1b. Are the $\dot{q}, \dot{p}$ and other dotted terms I see in many texts referring to the time derivative of that term? If so, why is $\dot{p}$ not referred to as $\ddot{q}$?

Because they are different thing. Again, this only works when $p \propto \dot{q}$, which is not necessarily true.

While I was working though the problem I tried above, I noticed that given $q = a \sin(2\pi f t)$, $H$ could be expressed as just a function of just $t$.

2. So can the hamiltonian be function of only $t$?

This is a specific trajectory of the motion, of a particular initial condition. Hamiltonian mechanics is more interested in the general structure of the system itself. So in fact, you are throwing away information by making such a substitution: instead of studying all trajectories govern by this Hamiltonian, you are studying a particular trajectory that solves the Hamiltonian.

 

[woodssnoop]

No, they are not. They happen to be easily related in this particular case since they are proportional to each other. But generalized velocity and generalized momentum are not generally proportional to each other (although it might be true for most if not all example you encounter in class). A simple case to the contrary is a relativistic particle.

Thank you for replying. I made a mistake in my first question and I should probably rephrase as well. I meant to ask, can $m \dot{q}$ be replaced by $p$? I understand that if the mass was not constant then this would not be possible, but in a non-relativistic calculation, such as this harmonic approximation, are these terms (i.e. $q, \dot{q}, p$, etc.) treated the same way as in Newtonian mechanics?

This is a specific trajectory of the motion, of a particular initial condition. Hamiltonian mechanics is more interested in the general structure of the system itself. So in fact, you are throwing away information by making such a substitution: instead of studying all trajectories govern by this Hamiltonian, you are studying a particular trajectory that solves the Hamiltonian.

So if I understand you right, Hamiltonian mechanics is not generally used for finding trajectories of particles, just the quantities of a general system such as energy, average velocity, average position, etc.?

 

[woodssnoop]

$L(q,\dot{q},t) = T + V$

Also, the quote above should be:

$L(q,\dot{q},t) = T - V$

 

[mathfeel]

Thank you for replying. I made a mistake in my first question and I should probably rephrase as well. I meant to ask, can $m \dot{q}$ be replaced by $p$? I understand that if the mass was not constant then this would not be possible, but in a non-relativistic calculation, such as this harmonic approximation, are these terms (i.e. $q, \dot{q}, p$, etc.) treated the same way as in Newtonian mechanics?

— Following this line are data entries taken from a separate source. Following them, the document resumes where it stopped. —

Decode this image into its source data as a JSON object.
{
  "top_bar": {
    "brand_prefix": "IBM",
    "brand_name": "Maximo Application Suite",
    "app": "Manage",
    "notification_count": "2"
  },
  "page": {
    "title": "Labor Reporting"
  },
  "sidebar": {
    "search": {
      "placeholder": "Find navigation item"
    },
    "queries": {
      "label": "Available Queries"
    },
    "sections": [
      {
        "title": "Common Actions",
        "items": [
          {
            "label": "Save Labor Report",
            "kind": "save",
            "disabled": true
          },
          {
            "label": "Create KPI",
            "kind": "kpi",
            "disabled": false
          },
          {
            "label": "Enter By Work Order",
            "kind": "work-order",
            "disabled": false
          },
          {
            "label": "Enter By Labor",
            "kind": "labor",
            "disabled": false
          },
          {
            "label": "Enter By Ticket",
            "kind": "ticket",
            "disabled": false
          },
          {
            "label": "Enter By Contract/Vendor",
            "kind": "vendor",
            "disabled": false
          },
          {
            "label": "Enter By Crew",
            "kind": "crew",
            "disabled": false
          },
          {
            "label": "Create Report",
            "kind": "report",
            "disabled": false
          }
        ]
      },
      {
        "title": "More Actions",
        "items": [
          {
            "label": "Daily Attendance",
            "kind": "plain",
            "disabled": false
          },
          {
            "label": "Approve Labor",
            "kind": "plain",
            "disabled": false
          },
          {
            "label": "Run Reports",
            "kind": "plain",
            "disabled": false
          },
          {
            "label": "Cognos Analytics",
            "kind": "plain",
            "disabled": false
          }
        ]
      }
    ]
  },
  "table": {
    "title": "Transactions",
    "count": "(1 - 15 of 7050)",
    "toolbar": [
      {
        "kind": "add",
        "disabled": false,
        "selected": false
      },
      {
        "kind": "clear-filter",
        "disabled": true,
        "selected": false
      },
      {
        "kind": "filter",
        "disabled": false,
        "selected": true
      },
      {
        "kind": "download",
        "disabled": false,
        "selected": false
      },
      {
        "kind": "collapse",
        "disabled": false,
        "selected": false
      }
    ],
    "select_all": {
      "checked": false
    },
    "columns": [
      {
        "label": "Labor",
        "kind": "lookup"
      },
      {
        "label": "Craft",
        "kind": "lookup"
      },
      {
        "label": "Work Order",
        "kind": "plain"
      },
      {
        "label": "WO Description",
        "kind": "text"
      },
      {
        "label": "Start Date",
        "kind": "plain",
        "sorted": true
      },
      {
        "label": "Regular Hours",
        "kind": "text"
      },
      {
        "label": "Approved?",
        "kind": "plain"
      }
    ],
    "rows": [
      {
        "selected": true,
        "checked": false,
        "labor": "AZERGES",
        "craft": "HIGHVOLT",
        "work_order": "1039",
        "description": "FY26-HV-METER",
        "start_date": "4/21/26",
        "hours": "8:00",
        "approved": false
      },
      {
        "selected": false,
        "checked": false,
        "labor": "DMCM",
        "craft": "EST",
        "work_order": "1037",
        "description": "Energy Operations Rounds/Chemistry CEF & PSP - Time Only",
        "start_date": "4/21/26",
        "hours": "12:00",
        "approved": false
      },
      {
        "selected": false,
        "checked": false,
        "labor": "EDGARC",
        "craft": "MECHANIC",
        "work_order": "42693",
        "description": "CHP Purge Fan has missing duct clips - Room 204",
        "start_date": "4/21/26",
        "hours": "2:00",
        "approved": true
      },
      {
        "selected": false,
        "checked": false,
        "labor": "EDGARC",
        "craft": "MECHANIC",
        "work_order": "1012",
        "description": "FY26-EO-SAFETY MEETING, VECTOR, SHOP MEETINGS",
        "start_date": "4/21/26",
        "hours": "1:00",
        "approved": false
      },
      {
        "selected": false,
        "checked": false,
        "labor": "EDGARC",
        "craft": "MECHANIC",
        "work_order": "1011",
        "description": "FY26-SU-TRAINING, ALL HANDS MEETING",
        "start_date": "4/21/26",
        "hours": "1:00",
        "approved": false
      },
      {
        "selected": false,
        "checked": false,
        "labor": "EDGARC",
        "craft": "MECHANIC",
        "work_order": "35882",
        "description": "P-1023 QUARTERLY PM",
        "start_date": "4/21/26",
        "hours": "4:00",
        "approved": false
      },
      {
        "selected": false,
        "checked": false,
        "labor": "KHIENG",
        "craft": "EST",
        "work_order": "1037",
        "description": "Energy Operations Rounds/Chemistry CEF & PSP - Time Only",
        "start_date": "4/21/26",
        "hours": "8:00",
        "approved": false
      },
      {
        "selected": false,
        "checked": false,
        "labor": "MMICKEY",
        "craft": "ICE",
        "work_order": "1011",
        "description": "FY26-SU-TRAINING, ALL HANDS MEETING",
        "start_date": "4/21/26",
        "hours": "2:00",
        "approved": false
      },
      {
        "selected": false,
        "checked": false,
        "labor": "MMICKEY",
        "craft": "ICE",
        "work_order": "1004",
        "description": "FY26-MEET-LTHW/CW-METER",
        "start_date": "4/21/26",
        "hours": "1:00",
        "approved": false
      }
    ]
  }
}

I suppose one can interpret generalized coordinate, its time derivative, and its conjugate momentum in Newtonian term if you want (and it is often good to do so). For you SHO problem, they are the same anyway. But in principle, there can be system with effective Hamiltonian in which this is not the case. For example, for a charged particle moving in a plane with a uniform magnetic field perpendicular to the plane. The conjugate momentum $p$ is not the same as the mechanical momentum $m\dot{q}$

So if I understand you right, Hamiltonian mechanics is not generally used for finding trajectories of particles, just the quantities of a general system such as energy, average velocity, average position, etc.?

There is no less power to solve for trajectory in Hamiltonian form than in the Newtonian form, when it can be done in closed form. And no, it is not correct to say that Hamiltonian mechanics can only solve for "average" something. Hamiltonian mechanics visualizes motion as flow in the phase space. So you end up with a picture of motion of an incompressible fluid in $(q,p)$ space and you can trace any trajectory corresponding to any initial condition from that.